As Holy Week comes to an end, I take note that the first thing Jesus did after entering Jerusalem on a donkey was go to the temple and overturn the tables of the money changers.  This angry outburst likely hastened his execution, but the gospels tell us it gave hope to the blind, the lame, and the children.  I conclude that, in order to celebrate the triumph of hope over despair, it may be necessary to first give vent to anger at the injustices causing that despair.  I am grateful to Gideon for getting me in touch with that anger, and for encouraging me to keep trying to show kindness to all the humans out there.  And I am grateful to you, my readers, for accompanying me through it all.

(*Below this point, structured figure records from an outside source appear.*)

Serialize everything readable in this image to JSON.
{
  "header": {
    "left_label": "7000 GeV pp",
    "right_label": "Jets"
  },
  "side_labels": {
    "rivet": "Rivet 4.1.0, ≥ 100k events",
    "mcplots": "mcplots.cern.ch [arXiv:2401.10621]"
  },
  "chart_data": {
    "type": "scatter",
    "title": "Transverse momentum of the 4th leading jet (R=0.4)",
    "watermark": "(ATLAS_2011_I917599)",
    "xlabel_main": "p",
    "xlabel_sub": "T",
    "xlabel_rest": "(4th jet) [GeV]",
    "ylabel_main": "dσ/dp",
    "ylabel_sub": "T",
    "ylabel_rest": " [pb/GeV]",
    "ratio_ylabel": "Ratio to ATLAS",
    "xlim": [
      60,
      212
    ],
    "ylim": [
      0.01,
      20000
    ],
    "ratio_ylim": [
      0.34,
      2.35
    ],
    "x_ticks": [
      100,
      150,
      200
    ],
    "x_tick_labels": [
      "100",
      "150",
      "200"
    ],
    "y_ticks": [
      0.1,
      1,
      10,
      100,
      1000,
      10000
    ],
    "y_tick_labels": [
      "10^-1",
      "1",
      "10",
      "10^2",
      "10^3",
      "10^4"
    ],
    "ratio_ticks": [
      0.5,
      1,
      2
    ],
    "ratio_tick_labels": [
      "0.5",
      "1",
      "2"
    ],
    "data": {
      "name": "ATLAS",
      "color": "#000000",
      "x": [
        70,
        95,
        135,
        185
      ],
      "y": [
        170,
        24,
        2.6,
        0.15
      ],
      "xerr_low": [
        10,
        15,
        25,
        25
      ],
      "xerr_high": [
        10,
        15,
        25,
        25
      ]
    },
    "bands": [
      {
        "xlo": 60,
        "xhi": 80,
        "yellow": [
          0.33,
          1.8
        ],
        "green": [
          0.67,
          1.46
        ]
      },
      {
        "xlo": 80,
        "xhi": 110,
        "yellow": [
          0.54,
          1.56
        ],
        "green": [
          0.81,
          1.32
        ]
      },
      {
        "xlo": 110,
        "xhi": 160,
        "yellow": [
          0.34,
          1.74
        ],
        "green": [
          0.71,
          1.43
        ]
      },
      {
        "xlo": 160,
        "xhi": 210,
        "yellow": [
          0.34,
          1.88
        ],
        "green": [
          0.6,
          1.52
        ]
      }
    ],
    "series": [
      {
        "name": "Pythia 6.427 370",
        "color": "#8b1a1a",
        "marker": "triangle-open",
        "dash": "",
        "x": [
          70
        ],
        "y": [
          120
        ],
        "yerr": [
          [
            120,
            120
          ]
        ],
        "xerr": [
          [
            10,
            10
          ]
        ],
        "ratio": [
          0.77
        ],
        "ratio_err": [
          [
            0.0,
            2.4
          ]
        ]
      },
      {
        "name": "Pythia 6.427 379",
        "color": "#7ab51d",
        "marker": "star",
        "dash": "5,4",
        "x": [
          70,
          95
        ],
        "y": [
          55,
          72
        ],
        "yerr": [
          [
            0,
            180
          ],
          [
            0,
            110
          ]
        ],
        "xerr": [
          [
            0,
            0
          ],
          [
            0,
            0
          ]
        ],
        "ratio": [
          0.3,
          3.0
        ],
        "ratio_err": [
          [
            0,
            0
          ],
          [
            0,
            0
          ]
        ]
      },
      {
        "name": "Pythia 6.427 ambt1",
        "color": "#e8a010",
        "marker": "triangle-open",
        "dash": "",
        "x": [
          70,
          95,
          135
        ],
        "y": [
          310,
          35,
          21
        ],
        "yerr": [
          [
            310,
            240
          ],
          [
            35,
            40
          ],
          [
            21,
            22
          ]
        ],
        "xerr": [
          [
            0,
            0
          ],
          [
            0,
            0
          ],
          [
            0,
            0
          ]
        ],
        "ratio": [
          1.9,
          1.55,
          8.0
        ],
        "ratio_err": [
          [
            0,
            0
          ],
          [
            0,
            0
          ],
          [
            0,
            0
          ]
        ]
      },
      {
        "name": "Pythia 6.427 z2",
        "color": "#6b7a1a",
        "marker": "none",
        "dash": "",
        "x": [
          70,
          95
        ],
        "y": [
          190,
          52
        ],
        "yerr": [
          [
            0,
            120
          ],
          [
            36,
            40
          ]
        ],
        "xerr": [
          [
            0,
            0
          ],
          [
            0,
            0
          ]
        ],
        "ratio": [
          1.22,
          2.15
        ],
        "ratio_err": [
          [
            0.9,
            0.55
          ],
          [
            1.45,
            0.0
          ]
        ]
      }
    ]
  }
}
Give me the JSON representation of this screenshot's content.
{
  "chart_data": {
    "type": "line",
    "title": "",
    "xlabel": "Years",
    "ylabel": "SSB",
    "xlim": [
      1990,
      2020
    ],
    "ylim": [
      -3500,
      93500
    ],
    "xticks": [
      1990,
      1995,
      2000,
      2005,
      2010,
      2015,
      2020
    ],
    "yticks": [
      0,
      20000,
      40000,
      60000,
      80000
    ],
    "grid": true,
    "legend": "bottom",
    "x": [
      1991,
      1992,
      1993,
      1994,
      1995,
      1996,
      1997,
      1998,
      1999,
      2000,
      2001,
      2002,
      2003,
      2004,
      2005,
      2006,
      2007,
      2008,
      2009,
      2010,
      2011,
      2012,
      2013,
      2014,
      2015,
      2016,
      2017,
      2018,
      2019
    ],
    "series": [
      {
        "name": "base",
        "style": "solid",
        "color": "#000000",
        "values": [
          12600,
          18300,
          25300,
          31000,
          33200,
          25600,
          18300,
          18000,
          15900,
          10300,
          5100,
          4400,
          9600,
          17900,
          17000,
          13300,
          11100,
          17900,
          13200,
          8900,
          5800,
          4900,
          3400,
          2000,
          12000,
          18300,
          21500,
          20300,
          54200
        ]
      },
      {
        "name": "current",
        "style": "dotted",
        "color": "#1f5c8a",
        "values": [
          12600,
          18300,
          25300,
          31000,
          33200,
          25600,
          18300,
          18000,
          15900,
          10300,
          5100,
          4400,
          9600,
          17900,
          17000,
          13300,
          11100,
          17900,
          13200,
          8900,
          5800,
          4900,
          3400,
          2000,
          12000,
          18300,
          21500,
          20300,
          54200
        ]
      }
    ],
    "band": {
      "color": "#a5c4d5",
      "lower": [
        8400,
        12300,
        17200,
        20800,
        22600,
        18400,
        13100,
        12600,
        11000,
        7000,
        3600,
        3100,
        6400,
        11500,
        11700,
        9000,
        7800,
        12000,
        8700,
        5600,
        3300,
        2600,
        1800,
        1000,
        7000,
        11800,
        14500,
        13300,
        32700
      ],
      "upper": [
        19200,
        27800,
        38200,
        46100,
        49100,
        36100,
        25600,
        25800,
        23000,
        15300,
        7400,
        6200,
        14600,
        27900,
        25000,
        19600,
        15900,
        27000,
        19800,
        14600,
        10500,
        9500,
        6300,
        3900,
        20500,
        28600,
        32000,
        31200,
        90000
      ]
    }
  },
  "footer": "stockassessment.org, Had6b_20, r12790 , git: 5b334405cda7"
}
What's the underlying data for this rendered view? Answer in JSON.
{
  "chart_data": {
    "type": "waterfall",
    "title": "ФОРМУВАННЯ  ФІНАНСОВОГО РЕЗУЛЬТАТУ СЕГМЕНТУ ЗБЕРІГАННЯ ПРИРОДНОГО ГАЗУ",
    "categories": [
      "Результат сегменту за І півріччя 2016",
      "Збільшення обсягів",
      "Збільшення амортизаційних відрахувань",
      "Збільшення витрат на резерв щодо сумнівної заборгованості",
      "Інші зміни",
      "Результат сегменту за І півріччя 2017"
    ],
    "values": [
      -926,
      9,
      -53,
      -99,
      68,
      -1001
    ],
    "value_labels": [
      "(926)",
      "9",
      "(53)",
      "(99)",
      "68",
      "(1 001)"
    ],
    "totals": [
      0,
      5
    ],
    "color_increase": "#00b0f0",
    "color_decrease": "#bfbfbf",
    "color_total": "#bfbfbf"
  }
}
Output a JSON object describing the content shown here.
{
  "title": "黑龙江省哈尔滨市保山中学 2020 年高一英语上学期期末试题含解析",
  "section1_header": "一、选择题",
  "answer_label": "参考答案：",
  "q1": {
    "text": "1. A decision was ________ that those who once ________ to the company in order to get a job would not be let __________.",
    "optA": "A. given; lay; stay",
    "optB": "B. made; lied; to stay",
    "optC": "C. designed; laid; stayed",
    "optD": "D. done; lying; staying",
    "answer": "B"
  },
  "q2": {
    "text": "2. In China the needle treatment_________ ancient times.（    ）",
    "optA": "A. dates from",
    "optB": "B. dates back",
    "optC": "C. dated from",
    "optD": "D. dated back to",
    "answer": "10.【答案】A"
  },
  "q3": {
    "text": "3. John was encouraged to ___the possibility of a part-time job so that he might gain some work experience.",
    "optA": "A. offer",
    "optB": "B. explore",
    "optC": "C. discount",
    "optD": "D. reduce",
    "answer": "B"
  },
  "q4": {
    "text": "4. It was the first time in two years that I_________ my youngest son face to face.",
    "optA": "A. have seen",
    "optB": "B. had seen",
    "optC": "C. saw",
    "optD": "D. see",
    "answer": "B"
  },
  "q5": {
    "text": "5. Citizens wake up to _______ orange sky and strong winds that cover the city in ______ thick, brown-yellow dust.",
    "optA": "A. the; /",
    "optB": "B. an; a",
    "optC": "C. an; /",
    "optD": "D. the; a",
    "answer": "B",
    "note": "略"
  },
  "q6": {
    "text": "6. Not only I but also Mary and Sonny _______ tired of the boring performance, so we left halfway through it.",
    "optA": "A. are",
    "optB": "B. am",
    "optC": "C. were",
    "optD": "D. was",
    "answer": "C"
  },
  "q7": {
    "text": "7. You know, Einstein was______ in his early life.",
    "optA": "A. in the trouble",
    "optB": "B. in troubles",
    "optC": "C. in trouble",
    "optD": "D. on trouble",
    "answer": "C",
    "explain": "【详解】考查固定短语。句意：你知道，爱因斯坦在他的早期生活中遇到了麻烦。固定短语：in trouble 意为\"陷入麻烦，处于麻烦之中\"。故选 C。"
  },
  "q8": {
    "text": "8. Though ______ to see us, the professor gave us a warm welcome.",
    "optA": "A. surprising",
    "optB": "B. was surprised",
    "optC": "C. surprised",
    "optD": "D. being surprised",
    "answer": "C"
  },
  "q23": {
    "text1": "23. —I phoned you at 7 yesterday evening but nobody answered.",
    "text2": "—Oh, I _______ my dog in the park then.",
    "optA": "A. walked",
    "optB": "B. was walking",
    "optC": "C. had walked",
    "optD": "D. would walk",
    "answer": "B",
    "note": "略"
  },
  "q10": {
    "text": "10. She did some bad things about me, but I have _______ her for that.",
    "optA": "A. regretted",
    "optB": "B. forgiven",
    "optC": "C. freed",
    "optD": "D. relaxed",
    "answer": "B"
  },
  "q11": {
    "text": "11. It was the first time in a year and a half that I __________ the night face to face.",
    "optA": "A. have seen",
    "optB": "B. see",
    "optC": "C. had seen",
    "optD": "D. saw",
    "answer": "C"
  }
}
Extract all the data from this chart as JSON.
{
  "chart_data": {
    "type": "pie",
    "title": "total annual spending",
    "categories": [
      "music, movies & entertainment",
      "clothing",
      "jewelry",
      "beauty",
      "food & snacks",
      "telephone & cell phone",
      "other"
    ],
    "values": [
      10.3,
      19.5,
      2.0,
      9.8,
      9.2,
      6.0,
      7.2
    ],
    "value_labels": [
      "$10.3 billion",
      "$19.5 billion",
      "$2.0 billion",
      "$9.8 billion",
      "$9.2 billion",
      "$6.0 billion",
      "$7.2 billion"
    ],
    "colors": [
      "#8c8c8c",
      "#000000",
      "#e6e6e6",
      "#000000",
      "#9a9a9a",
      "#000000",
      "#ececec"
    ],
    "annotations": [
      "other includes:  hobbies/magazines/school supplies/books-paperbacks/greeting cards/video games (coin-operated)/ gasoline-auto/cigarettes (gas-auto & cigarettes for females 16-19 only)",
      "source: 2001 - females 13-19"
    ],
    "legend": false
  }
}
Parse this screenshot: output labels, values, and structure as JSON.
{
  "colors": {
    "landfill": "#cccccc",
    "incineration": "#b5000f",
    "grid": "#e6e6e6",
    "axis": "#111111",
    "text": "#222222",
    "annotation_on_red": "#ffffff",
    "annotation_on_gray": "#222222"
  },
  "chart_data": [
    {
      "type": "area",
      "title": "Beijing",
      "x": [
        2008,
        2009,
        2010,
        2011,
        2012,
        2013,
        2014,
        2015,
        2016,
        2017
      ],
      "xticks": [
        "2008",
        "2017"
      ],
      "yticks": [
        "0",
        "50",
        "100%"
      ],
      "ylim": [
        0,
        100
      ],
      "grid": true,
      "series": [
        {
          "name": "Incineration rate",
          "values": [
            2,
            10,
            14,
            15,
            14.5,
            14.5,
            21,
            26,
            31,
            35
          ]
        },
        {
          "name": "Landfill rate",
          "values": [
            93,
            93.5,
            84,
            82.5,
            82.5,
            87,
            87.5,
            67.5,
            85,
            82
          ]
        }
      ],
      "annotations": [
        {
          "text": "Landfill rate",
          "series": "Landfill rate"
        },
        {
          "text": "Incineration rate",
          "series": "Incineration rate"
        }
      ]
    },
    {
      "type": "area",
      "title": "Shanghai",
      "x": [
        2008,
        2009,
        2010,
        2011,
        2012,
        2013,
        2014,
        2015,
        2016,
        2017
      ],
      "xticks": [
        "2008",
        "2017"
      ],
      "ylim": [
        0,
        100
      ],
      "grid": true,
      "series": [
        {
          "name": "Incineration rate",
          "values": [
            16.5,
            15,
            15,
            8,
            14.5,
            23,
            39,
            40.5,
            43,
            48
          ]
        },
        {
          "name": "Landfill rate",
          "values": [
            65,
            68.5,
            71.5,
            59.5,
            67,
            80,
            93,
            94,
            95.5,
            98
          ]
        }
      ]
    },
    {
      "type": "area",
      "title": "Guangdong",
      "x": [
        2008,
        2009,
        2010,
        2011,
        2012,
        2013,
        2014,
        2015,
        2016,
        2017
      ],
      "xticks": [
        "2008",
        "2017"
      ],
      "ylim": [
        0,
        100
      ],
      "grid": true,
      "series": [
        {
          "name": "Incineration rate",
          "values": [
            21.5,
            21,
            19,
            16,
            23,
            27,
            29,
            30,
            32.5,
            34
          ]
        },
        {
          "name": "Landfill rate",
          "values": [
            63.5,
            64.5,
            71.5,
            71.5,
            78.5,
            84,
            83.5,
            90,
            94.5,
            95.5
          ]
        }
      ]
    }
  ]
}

9 thoughts on “An Easter Blessing from Gideon

  1. janetlevy

    But Greg you are actually doing something to alleviate the suffering resulting from these injustices. You should be so proud of that. But yes, we all should be working towards the elimination of injustice.

    Liked by 1 person

  2. Greg, I am grateful for your recounting of conversations with Gideon and experiences with your brother-in-law, and the reflection which accompanies them. Thank you for naming and crying out against the multiplicity of wrong and accompanying harm which those of us insulated from it by different circumstances find more comfortable to avoid or deplore from a distance.